Through this work, I aim to provide viewers with a space to reflect on their experiences of love, loss, and connection.

In making these nests, I find myself both a caregiver and a recipient of care.

Working with wire, I find myself in a rhythm of weaving that becomes both a release and a reflection of my inner world. The repetitive motions and the feeling of the material in my hands allow me to channel my emotions directly into the form. Like Bourgeois, I view making as essential—a way to process and transform feelings that are otherwise intangible. My subject is not the wire itself but the ideas and emotions it contains: care, loss, resilience. Each nest becomes a vessel for these, offering me a curative space for healing through creation.

Artist Statement (500w)

Hotel Kalahari is an immersive sculptural installation that explores themes of community, resilience, and the fluid interplay between containment and openness. The installation combines personal storytelling with reflections on human/nature experiences through intricately crafted wire nests of different sizes and forms. Suspended within the barn on a farm in the Riebeek Valley, South Africa, the work draws on the architecture of the sociable weaver bird’s communal nests—vast structures that provide shelter and connection in the harsh Kalahari Desert. These nests serve as both metaphor and inspiration, embodying collective ingenuity and the delicate balance between individual needs and communal care.

The installation consists of a woven wire nest alongside a series of smaller wire sculptures. These suspended forms interact dynamically with the barn’s natural light, casting intricate shadows that shift throughout the day. These shadows become integral to the work, mirroring the nests’ conceptual duality—where strength meets fragility and creation coexists with precarity. This interdependence of form and shadow invites viewers to consider how physical and metaphorical spaces are shaped by the forces around them.

With its rustic textures and imperfections, the barn is a meaningful collaborator in this work.
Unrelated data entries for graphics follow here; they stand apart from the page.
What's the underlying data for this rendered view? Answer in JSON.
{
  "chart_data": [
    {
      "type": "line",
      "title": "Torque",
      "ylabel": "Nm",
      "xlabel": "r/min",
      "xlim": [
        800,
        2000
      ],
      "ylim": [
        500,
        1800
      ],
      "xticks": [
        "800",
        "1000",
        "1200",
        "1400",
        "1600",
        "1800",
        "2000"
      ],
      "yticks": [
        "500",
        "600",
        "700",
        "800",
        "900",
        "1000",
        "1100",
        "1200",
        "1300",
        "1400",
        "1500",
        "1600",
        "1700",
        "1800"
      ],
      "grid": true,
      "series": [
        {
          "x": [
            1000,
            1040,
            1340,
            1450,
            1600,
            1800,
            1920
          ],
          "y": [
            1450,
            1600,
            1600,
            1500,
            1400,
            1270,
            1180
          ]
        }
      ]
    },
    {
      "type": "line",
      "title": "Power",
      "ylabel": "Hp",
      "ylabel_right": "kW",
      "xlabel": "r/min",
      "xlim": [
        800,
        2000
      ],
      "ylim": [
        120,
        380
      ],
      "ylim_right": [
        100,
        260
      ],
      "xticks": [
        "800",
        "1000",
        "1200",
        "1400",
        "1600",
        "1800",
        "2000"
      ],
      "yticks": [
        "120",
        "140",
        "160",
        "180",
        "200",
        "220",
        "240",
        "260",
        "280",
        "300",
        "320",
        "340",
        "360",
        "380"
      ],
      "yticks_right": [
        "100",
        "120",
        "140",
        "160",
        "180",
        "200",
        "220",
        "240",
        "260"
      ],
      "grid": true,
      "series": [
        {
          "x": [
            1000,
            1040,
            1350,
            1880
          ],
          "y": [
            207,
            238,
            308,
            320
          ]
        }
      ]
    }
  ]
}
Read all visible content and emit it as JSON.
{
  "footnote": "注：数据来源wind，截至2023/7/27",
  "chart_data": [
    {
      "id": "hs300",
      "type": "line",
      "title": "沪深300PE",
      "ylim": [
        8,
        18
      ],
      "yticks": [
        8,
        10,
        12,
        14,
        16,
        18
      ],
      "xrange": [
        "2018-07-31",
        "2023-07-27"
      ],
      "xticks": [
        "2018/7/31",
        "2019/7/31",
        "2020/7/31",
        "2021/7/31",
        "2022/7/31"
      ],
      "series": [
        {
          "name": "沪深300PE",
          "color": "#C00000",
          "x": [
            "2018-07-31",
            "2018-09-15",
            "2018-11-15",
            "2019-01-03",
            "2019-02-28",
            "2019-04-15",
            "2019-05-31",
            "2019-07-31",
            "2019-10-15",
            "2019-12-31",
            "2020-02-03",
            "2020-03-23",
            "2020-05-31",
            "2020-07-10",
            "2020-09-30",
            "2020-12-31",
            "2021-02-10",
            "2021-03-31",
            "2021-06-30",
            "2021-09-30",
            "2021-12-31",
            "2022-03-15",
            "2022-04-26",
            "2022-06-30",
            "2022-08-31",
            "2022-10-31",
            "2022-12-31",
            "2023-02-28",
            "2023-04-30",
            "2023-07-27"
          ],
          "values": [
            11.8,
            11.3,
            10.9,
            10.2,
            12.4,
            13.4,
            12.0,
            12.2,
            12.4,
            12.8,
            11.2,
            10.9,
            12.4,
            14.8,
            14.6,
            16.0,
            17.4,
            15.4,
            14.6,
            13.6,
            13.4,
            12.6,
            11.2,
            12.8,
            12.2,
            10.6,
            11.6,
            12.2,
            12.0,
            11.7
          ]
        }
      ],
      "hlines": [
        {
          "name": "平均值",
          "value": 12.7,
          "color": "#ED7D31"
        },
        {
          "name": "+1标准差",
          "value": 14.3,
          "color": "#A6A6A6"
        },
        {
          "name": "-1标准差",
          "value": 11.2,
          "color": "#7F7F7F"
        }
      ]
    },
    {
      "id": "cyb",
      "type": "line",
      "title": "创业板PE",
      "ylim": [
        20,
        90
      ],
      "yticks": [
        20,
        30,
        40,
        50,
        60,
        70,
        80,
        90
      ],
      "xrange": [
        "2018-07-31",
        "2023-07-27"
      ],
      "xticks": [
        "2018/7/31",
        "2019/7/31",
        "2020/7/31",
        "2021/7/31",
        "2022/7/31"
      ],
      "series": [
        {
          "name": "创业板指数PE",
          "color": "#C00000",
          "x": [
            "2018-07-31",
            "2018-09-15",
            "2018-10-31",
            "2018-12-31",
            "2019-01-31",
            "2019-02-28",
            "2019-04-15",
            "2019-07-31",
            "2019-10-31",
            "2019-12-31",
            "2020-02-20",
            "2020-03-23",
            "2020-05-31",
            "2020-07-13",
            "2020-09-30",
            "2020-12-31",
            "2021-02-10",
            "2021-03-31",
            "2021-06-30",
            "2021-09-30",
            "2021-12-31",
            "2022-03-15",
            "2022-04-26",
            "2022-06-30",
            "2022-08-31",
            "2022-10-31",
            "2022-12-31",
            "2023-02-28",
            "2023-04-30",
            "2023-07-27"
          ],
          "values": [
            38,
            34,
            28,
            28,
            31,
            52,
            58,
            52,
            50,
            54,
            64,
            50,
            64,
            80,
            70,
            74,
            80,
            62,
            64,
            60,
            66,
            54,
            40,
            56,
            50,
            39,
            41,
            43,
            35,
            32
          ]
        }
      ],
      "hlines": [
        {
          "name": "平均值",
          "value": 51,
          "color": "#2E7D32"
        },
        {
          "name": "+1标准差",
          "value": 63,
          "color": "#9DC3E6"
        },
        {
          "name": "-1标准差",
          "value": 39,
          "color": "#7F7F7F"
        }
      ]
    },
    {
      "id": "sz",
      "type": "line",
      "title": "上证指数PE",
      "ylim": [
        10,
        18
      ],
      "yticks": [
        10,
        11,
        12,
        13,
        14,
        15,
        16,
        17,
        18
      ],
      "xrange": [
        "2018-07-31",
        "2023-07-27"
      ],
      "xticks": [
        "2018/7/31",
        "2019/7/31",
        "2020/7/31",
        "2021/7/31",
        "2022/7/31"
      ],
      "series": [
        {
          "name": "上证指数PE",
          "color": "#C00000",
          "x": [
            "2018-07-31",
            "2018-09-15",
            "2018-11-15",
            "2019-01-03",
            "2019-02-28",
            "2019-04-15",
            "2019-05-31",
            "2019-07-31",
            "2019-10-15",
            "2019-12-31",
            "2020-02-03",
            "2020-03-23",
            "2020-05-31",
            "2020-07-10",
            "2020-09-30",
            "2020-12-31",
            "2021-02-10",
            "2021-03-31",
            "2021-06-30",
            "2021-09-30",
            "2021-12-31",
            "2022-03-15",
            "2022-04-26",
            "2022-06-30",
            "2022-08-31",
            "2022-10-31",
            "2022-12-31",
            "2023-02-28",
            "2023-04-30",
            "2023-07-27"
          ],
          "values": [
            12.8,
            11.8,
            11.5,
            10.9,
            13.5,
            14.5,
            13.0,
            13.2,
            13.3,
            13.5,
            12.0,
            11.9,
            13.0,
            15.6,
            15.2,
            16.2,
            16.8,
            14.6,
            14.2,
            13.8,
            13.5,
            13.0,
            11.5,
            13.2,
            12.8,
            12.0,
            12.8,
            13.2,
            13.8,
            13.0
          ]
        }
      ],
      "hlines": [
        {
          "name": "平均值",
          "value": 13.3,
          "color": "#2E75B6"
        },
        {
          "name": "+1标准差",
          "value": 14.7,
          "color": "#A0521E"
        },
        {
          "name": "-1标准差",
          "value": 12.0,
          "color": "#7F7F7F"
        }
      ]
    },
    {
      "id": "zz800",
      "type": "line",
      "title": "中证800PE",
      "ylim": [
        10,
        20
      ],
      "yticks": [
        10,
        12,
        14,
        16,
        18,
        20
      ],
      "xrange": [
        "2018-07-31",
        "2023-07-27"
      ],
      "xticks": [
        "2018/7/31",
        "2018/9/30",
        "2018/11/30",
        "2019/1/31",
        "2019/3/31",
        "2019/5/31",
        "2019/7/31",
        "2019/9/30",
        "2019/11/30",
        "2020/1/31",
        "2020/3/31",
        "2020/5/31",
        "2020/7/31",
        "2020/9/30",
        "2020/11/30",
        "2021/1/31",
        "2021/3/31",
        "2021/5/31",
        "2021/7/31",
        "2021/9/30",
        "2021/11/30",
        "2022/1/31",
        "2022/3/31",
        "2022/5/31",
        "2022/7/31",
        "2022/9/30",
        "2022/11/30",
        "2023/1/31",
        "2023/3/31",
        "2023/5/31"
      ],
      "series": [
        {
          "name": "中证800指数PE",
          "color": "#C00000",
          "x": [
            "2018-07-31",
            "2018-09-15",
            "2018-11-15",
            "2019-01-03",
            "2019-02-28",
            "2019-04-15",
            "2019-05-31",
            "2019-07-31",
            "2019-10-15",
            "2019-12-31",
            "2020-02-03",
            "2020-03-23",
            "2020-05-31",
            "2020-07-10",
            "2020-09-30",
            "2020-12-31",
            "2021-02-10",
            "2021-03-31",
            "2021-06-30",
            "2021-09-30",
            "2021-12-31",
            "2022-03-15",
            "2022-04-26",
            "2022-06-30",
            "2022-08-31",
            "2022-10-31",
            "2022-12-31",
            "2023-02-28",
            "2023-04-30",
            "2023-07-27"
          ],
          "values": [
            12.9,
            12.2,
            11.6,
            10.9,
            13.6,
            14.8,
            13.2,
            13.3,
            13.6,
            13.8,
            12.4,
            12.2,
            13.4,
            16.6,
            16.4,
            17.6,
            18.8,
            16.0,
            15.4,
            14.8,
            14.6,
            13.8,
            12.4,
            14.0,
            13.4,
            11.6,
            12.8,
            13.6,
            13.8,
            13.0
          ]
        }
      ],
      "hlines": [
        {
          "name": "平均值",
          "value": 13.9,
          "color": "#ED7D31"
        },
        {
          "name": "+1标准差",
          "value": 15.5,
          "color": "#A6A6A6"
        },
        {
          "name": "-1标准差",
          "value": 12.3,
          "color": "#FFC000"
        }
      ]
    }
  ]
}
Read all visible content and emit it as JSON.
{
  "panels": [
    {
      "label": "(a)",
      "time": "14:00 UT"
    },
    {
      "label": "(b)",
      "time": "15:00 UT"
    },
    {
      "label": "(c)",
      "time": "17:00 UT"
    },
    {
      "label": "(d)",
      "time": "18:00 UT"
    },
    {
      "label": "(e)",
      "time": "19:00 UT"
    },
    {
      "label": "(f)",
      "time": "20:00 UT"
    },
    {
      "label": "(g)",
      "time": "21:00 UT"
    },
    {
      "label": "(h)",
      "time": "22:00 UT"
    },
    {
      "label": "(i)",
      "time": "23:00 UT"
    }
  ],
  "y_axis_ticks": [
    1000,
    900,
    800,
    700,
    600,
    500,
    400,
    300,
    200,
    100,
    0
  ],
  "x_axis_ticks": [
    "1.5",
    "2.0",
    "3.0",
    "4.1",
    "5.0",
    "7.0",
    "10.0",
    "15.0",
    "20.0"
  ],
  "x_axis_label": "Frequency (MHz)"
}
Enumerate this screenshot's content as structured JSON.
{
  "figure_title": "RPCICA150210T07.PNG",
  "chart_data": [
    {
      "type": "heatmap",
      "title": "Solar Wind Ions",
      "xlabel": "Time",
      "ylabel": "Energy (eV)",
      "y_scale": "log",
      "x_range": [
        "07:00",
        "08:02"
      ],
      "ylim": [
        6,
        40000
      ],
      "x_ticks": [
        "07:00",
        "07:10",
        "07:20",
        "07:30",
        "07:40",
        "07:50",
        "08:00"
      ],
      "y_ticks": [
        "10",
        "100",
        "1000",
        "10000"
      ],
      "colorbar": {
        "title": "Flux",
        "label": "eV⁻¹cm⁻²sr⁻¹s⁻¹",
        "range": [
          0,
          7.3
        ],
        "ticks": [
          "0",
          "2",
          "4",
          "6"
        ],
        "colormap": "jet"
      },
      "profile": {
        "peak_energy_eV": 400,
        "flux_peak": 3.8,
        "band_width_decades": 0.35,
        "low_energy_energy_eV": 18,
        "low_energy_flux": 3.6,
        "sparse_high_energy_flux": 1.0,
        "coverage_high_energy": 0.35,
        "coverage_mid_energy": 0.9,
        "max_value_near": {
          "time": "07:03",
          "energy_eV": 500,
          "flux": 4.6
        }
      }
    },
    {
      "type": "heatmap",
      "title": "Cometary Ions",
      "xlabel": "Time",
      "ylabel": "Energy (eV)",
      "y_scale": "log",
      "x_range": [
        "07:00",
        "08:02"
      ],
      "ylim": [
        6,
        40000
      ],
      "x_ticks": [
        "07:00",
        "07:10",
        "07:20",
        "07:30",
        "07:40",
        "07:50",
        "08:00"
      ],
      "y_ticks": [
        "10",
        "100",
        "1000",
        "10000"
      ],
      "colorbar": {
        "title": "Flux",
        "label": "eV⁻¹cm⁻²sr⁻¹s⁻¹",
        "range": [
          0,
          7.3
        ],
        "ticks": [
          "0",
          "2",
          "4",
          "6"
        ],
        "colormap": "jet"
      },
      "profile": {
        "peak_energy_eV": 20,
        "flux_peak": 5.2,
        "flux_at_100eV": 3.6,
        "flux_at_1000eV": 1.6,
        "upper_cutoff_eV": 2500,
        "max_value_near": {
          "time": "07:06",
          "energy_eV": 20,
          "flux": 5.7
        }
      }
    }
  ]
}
Its environment—marked by hay, dust, and the passage of time—contrasts with the industrial steel wire, a material historically associated with boundaries and division. By transforming this utilitarian material into delicate, transparent forms, the work subverts its conventional associations and reclaims it as a medium of care and connection. The installation thus becomes a dialogue between the man-made and the organic, blurring the boundaries between art and site and rethinking the role of exhibition spaces.

The Hotel Kalahari title reflects the sociable weaver nests’ role as communal hubs that accommodate life and nurture resilience in an unforgiving landscape. These nests resonate as symbols of survival and adaptability, mirroring the human condition. In creating the installation, I engaged in a repetitive, meditative process of weaving that mirrored the birds’ instinctual act of building. This labour-intensive practice became a personal exploration of loss and healing, transforming grief into something hopeful and generative.

The installation also invites broader questions about how we inhabit and share spaces. How do natural and human-made structures shape our understanding of community and care? What narratives can we reclaim from materials like wire, traditionally used to separate and confine? In this context, Hotel Kalahari is not only an homage to resilience but also an invitation to reconsider how art can create spaces of connection and reflection.

This exhibition marks a pivotal moment in my practice as I explore how art interacts with its surroundings. The barn was not merely a venue but an active participant, shaping how the work was experienced. I envision adapting Hotel Kalahari for new contexts, including outdoor installations or gallery spaces, each offering unique dialogues between the work, its site, and its audience. Through this interplay of space, light, and material, I hope to continue weaving connections between art, environment and shared humanity.